I presented this at the MIM Team User Group meeting last week, but was having some computer issues and apparently people couldn’t hear me. There did seem to be quite a bit of interest from the comments window, so I figured I’d write it up as a blog post.
This solution allows an Office 365 account to automatically transition from “Synchronized” to “Cloud managed”. It was designed for a university where:
- Student accounts are synchronised to Office 365, including the password hash, using AADConnect, and
- Alumni accounts should remain active in Office 365 but disabled on-prem – therefore we want to stop syncing them with AADConnect following graduation.
Following are some pictures I put together to present the solution. A licensing process is mentioned but not covered – this just focuses on the change in management source.
It should also be noted that this solution has been in production for over a year.
Desired Outcome – Student
Student accounts are managed on-prem and synchronised to Office 354 by AADConnect. A different PowerShell-based process (not pictured) detects the account and assigns the standard license type.
Desired Outcome – Alumni
Alumni on-prem accounts are disabled, however the Office 365 account is a lifelong account and remains enabled, with the last synchronized password, and the Alumni license package.
Transition Process
Following the student’s graduation the on-prem account is disabled an moved into a different OU (by the FIM Sync Service). This OU is outside AADConnect’s scope, so it interprets this as a Delete, triggering a deletion of the Office 365 account.
As the Office 365 account is only soft deleted up to a grace period, we can promptly un-delete it, at the same time flaging it as “Alumni”. When the account is restored it comes back as “Cloud managed” and not synchronized.
Here are the PowerShell commands used in restoring the account and changing the license type:
Get-MsolUser -ReturnDeletedUsers -All
Foreach:
Restore-MsolUser -UserPrincipalName $user.UserPrincipalName -AutoReconcileProxyConflicts -NewUserPrincipalName $user.UserPrincipalName
Set-MsolUser -UserPrincipalName $user.UserPrincipalName -Department “Alumni”
Re-enrolment
The solution also works fine for re-enrolment.
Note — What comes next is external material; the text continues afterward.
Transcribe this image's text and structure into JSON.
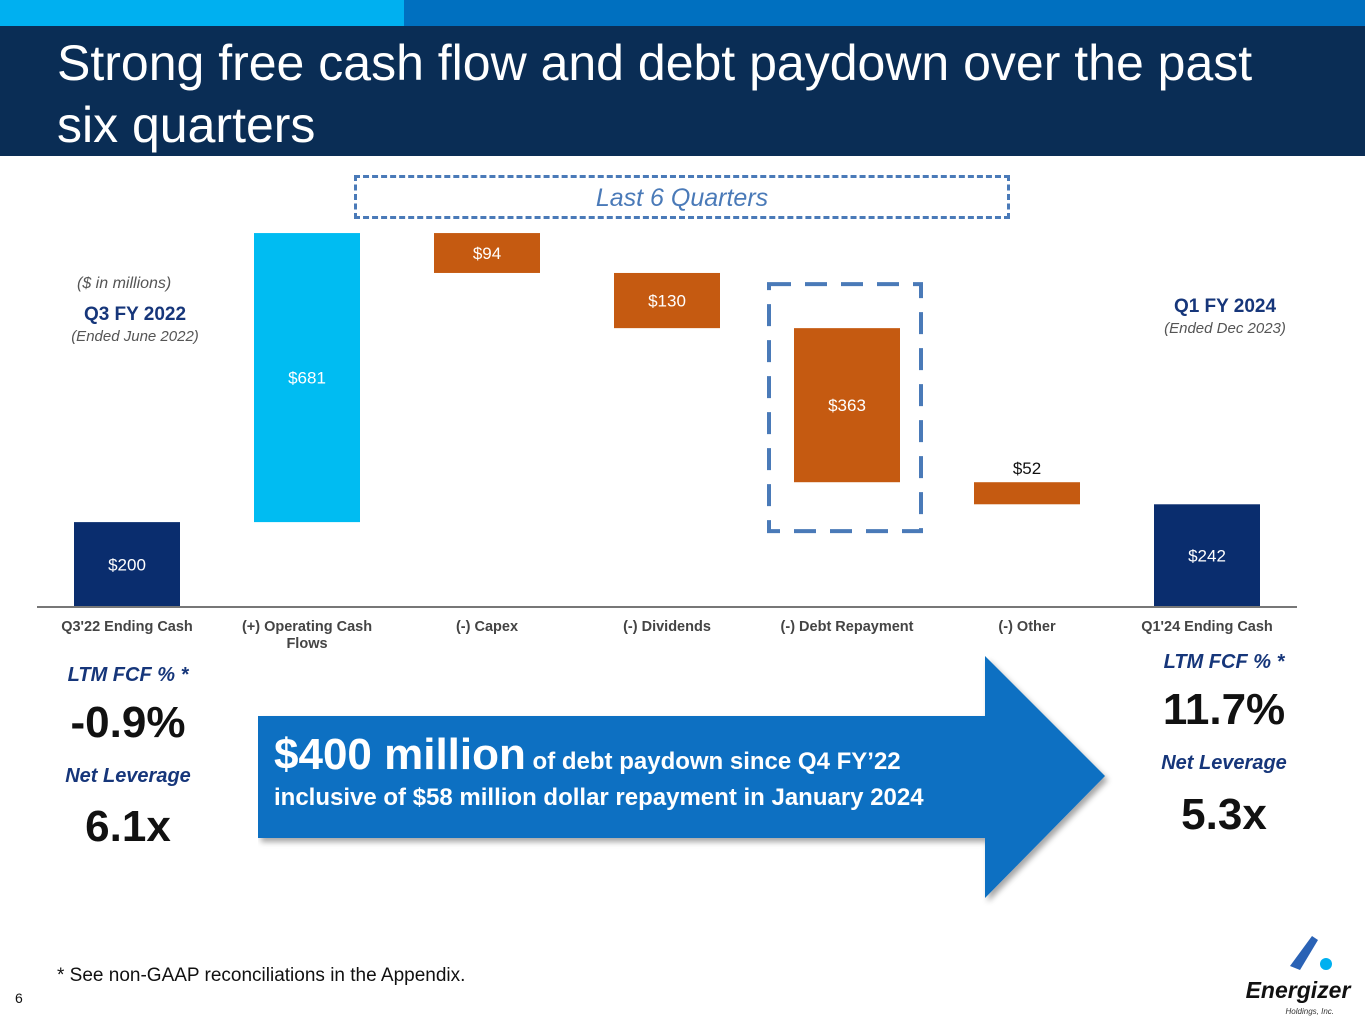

If a student returns their AD account is re-activated and moved back to the Student OU. This brings it back into the scope of AADConnect and flags it as a synchronized account. AADConnect uses the ImmutableID on the Office 365 account, matching it to the objectGUID of the re-enabled AD account to make the join.
Please can you advise how we’d go about re-enrolment when the AD user has been deleted and a new account with the same username but different ObjectID has been created?
This is a great guide thank you.
Adam
What a wonderfully simple method of achieving something that appears to be so incredibly difficult! Thank you!!!!